SINTANG, PREFETTURA APOSTOLICA di. - Comprende tutta e solo la provincia civile omonima, nella parte centrale del Borneo già olandese. Questo territorio fu eretto in prefettura apost. l'11 marzo 1948 per distacco dal vicariato apost. di Pontianak.
Nel 1890 due gesuiti di Batavia eressero la prima stazione missionaria a Smitau. L'anno seguente, essi passarono a Sedjiram, località più favorevole all'opera di evangelizzazione. Ma furono costretti ad abbandonarla per deficienza di personale. Nel 1906 i Cappuccini olandesi ripristinarono la stazione lasciata dai Gesuiti e nel 1910 eressero la nuova stazione di Landjak tra i Batang-Lupar.

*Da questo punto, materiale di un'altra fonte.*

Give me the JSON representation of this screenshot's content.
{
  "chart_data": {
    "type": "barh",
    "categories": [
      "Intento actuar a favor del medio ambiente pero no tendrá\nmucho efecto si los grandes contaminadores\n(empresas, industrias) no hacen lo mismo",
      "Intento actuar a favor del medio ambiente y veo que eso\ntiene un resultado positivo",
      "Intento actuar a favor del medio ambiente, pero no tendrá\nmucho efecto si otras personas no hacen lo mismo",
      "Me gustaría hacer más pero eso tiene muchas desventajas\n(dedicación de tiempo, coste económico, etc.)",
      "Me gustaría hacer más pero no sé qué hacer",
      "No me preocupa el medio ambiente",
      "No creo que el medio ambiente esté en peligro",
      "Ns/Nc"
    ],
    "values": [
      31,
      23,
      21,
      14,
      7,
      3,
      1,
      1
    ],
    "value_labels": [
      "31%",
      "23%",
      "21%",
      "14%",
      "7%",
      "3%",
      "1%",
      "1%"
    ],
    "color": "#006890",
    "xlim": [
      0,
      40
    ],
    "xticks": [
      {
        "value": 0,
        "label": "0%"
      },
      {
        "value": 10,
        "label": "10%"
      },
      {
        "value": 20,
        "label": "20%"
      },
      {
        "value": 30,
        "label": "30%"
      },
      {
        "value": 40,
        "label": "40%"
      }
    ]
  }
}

Riusciti vani i tentativi di convertire quelle feroci tribù, i Cappuccini mossero le loro tende da Landjak a Benua-Martinua. Nel 1927 fondarono la stazione di Nazareth, nella parte superiore del fiume Kapuas. Nel 1931 alle Suore francescane di S. Antonio, che avevano aperto un ospedale in S., si aggiunse un sacerdote per l'assistenza spirituale. Questa città, in seguito, diventò la sede centrale dell'attività missionaria. Nel 1939 un manipolo di monfortani venne in aiuto ai Cappuccini. Durante la guerra giapponese tutti i missionari furono concentrati a Sarawak, ma nel 1946 poterono rientrare nelle loro stazioni. Con l'arrivo dall'Europa di dieci altri monfortani, i Cappuccini cedettero, man mano, il posto ai nuovi venuti, fino a ritirarsi completamente.
La missione di S. ha una superficie di 90.000 kmq. e una popolazione di 202.444 ab., di cui 69.390 sono maomettani, 1000 protestanti, 121.285 pagani indigeni e 7170 pagani cinesi. I cattolici sono 3396 con 422 catecumen. Vi sono 14 sacerdoti, di cui uno indonesiano; 3 fratelli; 30 suore; 2 seminariati minori; 14 catechisti; 4 ospedali; 4 dispensari; 22 scuole elementari; 6 edifici sacri; 7 stazioni primarie e 13 secondarie.